4. Are there moments in which your cultural identity [community] is misrepresented or underrepresented, and how do you address this?
Yes, I do notice under representation and distribution for artists working in a similar way as myself, thus I will be curating a platform at Danspace Project entitled Black Male Revisited: Experimental Representations through the Ephemeral Form in Feb. 2014. I also recently wrote an essay entitled Endangered Bodies: Locating the Black Male Presence in Contemporary Performance which I plan to present as an interactive performance lecture in Montreal in April 2014.
5. Have you been a working artist in another culture [community]? Has this experience exposed something about current practices that we can learn from?
I’ve lived and made work in DC and Philly. I also have close ties to Pittsburgh and will be showing in Miami during Art Basel ’13. I show more often outside of NYC. This only strengthens my work. I like the anonymity that is projected from my body in situations where folks don’t know me personally. Thus I co-direct a performance company based in Philly called anonymous bodies || art collective.
6. Describe an ideal situation in which your work is presented. Is there anything you’d like your audience to know about you before viewing your work?
I showed in DC last year at Dance Place. I had a great time there. Holly Bass and I marketed the show ourselves and did a kickass job. We sold out both performances. The production values were high. The tech team was very nice. I was able to expose my work to a new audience. I enjoy this experience. I like meeting new people.
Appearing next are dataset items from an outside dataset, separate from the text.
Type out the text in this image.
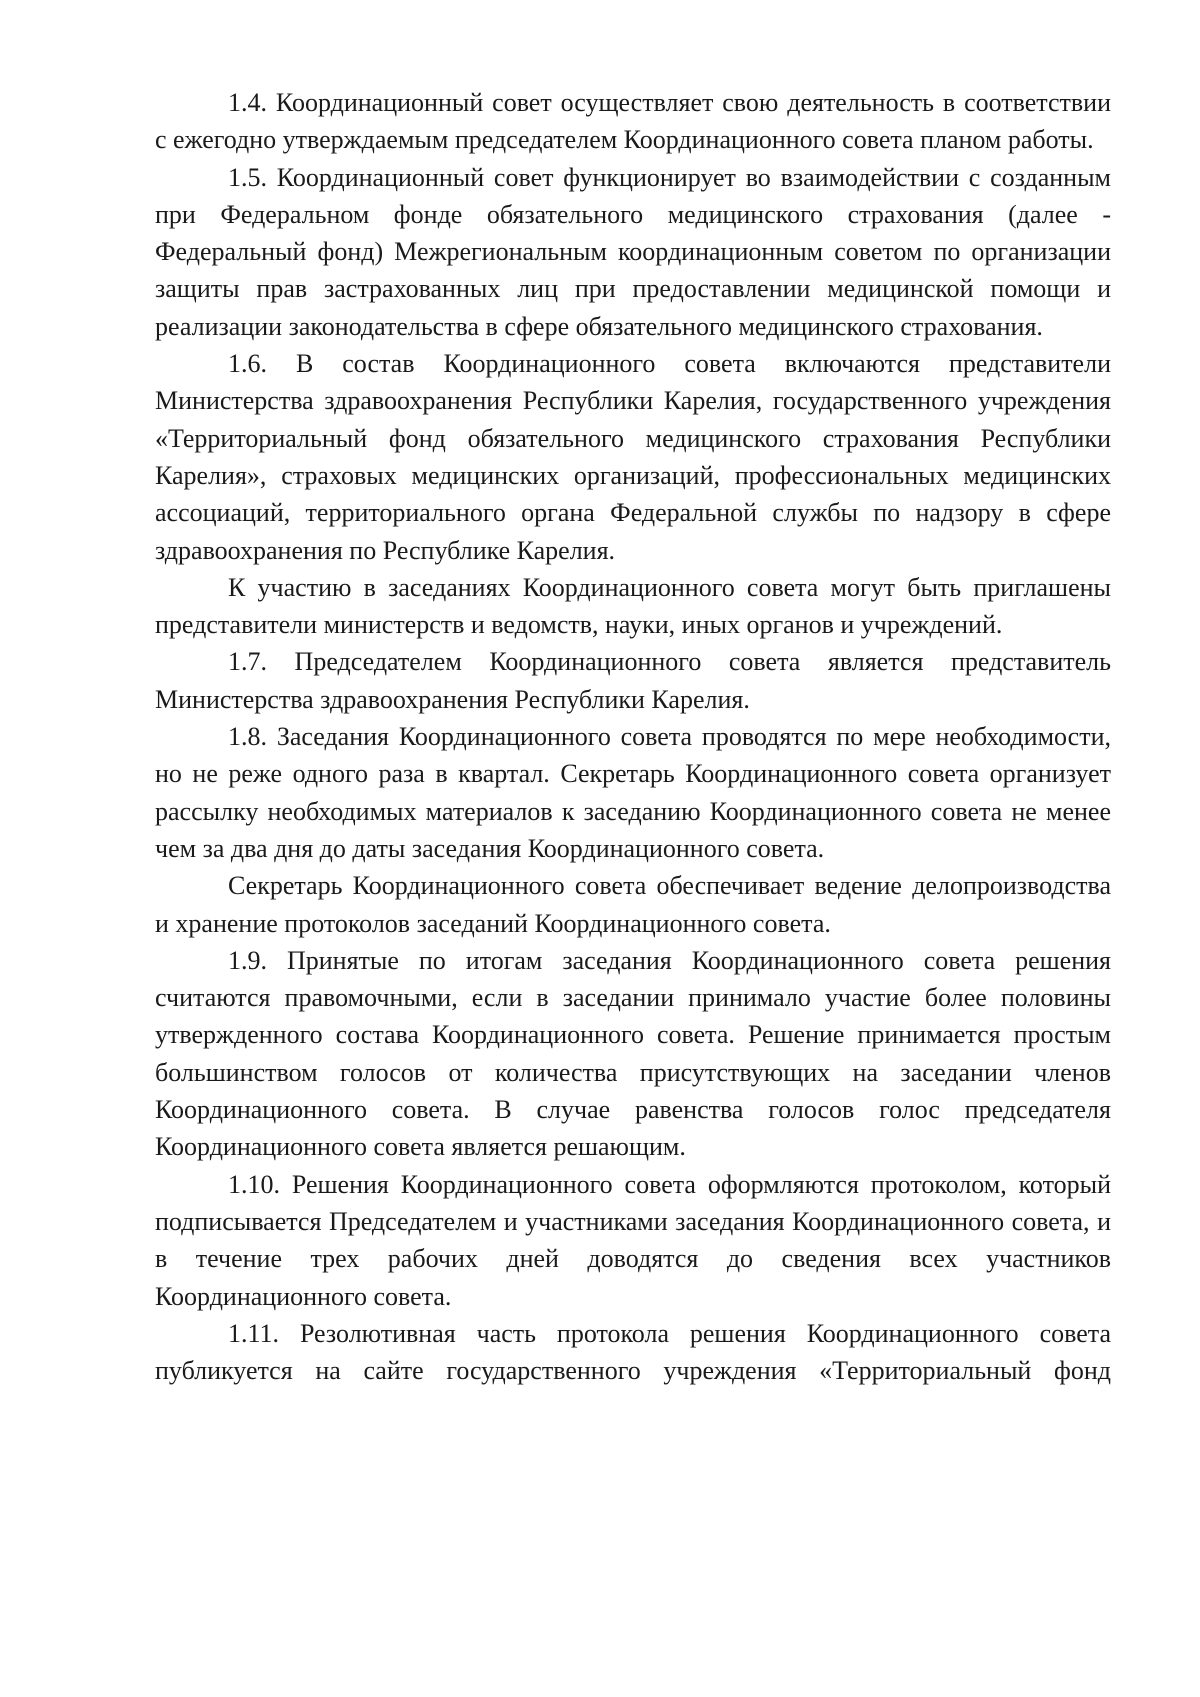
1.4. Координационный совет осуществляет свою деятельность в соответствии с ежегодно утверждаемым председателем Координационного совета планом работы.

1.5. Координационный совет функционирует во взаимодействии с созданным при Федеральном фонде обязательного медицинского страхования (далее - Федеральный фонд) Межрегиональным координационным советом по организации защиты прав застрахованных лиц при предоставлении медицинской помощи и реализации законодательства в сфере обязательного медицинского страхования.

1.6. В состав Координационного совета включаются представители Министерства здравоохранения Республики Карелия, государственного учреждения «Территориальный фонд обязательного медицинского страхования Республики Карелия», страховых медицинских организаций, профессиональных медицинских ассоциаций, территориального органа Федеральной службы по надзору в сфере здравоохранения по Республике Карелия.

К участию в заседаниях Координационного совета могут быть приглашены представители министерств и ведомств, науки, иных органов и учреждений.

1.7. Председателем Координационного совета является представитель Министерства здравоохранения Республики Карелия.

1.8. Заседания Координационного совета проводятся по мере необходимости, но не реже одного раза в квартал. Секретарь Координационного совета организует рассылку необходимых материалов к заседанию Координационного совета не менее чем за два дня до даты заседания Координационного совета.

Секретарь Координационного совета обеспечивает ведение делопроизводства и хранение протоколов заседаний Координационного совета.

1.9. Принятые по итогам заседания Координационного совета решения считаются правомочными, если в заседании принимало участие более половины утвержденного состава Координационного совета. Решение принимается простым большинством голосов от количества присутствующих на заседании членов Координационного совета. В случае равенства голосов голос председателя Координационного совета является решающим.

1.10. Решения Координационного совета оформляются протоколом, который подписывается Председателем и участниками заседания Координационного совета, и в течение трех рабочих дней доводятся до сведения всех участников Координационного совета.

1.11. Резолютивная часть протокола решения Координационного совета публикуется на сайте государственного учреждения «Территориальный фонд
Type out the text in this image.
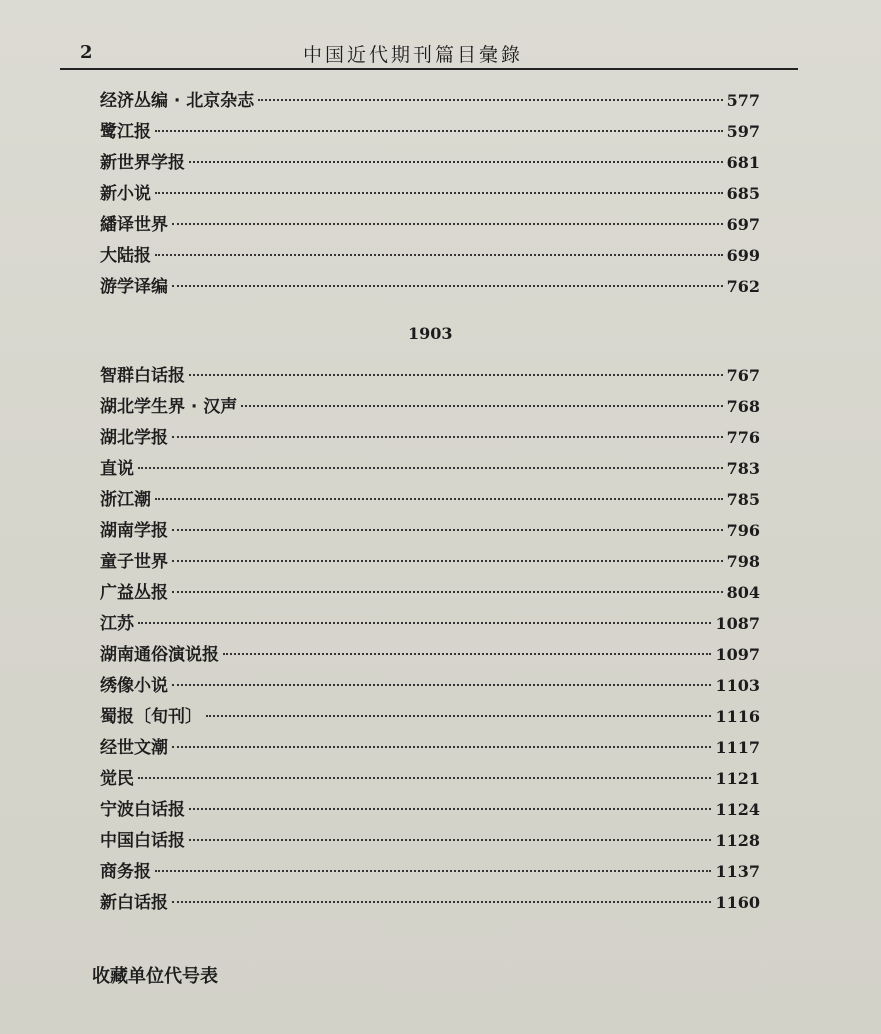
2	中国近代期刊篇目彙錄
经济丛编 · 北京杂志	577
鹭江报	597
新世界学报	681
新小说	685
繙译世界	697
大陆报	699
游学译编	762
1903
智群白话报	767
湖北学生界 · 汉声	768
湖北学报	776
直说	783
浙江潮	785
湖南学报	796
童子世界	798
广益丛报	804
江苏	1087
湖南通俗演说报	1097
绣像小说	1103
蜀报〔旬刊〕	1116
经世文潮	1117
觉民	1121
宁波白话报	1124
中国白话报	1128
商务报	1137
新白话报	1160
收藏单位代号表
Originally from Detroit, MI, Jaamil Olawale Kosoko is a Nigerian American curator, producer, poet, choreographer, and performance artist currently based in New York City. He is a 2012 Live Arts Brewery Fellow as a part of the Philadelphia Live Arts Festival, a 2011 Fellow as a part of the DeVos Institute of Art Management at the John F. Kennedy Center for the Performing Arts and an inaugural graduate member of the Institute for Curatorial Practice in Performance (ICPP) at Wesleyan University.
His work in performance is rooted in a creative mission to push history forward through writing and socio-political art advocacy. Kosoko’s work in live performance has received support from The Pew Center for Arts and Heritage through Dance Advance, The Philadelphia Cultural Management Initiative, The Joyce Theater Foundation, and The Philadelphia Cultural Fund. His solo performance work entitled other.explicit.body. premiered at Harlem Stage in April 2012 and is currently touring nationally. As a performer, Kosoko has created original roles in the performance works of Nick Cave, Pig Iron Theatre Company, Keely Garfield Dance, Miguel Gutierrez and The Powerful People, Headlong Dance Theater among others. Kosoko’s poems have been published in The American Poetry Review, Poems Against War, The Dunes Review, and Silo, among other publications. In 2011, Kosoko published Notes on an Urban Kill-Floor: Poems for Detroit (Old City Publishing). He is a contributing correspondent for Dance Journal (PHL), the Broad Street Review (PHL), and Critical Correspondence (NYC). He has served on numerous curatorial and funding panels including the National Endowment for the Arts, MAP Fund, Movement Research at Judson Church, the Philadelphia Cultural Fund, the Baker Artists Awards, among others.